1. Sloth on the sofa
If you think you might be getting into a burnt-out state take a couple of days off training completely. Drink lots of water and eat plenty of healthy food to help your body recover. If you're still not recovered, take two weeks off. The main aim is to have lots of rest. Then get back into in slowly; with a session every other day for two weeks.
2. Say no
When we love sport and exercise, races and competitions can seem like shiny coins we love to collect. But if we push ourselves when we are already burnt out the deeper the hole we get ourselves into and the longer recovery will take.
3. Find something else shiny
If you find yourself getting too involved in your workouts and can see your recovery is getting compromised then find something else to try; something you’ve always wanted to do like maybe piano lessons, crafting or watching every season of Geordie Shore.
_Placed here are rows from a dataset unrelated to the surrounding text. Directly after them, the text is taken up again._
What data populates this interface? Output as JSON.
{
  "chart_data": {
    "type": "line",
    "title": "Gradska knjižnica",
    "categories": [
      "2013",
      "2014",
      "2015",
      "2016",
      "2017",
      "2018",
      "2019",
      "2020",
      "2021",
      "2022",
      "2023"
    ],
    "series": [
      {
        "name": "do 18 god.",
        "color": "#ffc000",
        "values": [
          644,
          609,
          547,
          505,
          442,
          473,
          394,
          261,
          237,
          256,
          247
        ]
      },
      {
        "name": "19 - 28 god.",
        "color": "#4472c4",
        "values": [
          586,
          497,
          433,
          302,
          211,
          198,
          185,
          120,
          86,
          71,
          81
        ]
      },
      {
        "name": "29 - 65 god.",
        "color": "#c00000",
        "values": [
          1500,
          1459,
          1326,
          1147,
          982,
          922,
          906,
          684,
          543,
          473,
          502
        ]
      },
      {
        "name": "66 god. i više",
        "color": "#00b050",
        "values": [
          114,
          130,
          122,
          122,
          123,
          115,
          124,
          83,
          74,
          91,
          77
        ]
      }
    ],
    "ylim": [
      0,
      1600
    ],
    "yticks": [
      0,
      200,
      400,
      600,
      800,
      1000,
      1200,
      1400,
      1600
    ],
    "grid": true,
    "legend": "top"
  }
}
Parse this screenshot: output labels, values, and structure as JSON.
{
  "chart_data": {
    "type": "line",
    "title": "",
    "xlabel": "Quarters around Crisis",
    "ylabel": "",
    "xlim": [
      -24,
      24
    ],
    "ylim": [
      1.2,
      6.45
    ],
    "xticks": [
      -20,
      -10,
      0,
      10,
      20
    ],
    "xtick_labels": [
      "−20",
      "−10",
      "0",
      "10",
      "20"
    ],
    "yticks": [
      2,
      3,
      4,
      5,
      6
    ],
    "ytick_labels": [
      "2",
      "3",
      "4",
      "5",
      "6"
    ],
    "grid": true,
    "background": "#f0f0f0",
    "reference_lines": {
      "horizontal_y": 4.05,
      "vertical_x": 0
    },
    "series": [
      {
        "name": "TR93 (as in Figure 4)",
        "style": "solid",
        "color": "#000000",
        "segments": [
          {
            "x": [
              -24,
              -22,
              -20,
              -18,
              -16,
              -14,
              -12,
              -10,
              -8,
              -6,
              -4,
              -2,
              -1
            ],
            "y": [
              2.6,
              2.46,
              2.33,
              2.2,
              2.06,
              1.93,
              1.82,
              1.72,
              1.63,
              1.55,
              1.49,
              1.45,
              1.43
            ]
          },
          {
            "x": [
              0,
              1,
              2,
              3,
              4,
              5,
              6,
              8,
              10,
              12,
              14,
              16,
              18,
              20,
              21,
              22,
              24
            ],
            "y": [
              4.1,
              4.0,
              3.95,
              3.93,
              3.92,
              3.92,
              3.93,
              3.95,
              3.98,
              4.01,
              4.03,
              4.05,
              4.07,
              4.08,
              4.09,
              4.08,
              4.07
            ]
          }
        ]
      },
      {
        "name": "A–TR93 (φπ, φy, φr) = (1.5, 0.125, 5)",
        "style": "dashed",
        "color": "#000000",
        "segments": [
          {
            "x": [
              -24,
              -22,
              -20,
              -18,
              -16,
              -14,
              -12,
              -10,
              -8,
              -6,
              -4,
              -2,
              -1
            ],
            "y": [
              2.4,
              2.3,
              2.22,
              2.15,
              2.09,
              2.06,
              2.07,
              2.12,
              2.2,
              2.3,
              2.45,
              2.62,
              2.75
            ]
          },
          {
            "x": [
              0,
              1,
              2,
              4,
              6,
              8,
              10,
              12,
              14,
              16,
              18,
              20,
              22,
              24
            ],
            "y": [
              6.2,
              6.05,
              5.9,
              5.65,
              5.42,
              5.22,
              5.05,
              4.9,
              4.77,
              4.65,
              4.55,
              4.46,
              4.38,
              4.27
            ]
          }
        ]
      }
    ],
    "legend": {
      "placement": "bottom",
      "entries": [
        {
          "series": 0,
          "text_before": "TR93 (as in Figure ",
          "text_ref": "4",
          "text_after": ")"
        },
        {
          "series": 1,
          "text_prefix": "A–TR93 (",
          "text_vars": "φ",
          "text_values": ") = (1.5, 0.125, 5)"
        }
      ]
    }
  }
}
This will give you space and some more perspective.
4. Set a goal
If you are goal-driven, then goal set your recovery. Decide what you want to aim for and consider what actions you’ll need in place to do this. You might want to focus on feeling in full health, being able to jog parkrun without feeling shattered or loving your sport again. Then figure out what is needed to achieve this. Maybe sticking to a certain number of rest days per week, doing no exercise over 70% of your max heart rate or trying a different type of exercise for a while.
5. Use a training diary
Logging your workouts in a training diary will help you see if you are heading towards burnout so you can make tweaks to your training as you go along - track what exercise you did and when, your muscle soreness and how tired you are (score out of 10), whether you are enjoying it or starting to get frustrated or any negative thought patterns. You could also include your resting heart rate and if it starts to get to 10-15 beats per minute higher than normal check out if you’ve got any other burnout symptoms.
6. Track your stress
Use the time you are off training to identify all the areas of stress in your life and work out how to reduce some of them. They can be things like money worries, big work projects, exam or relationships. Taking an inventory of all the stresses in your life can help you see how much pressure you have subconsciously put yourself under.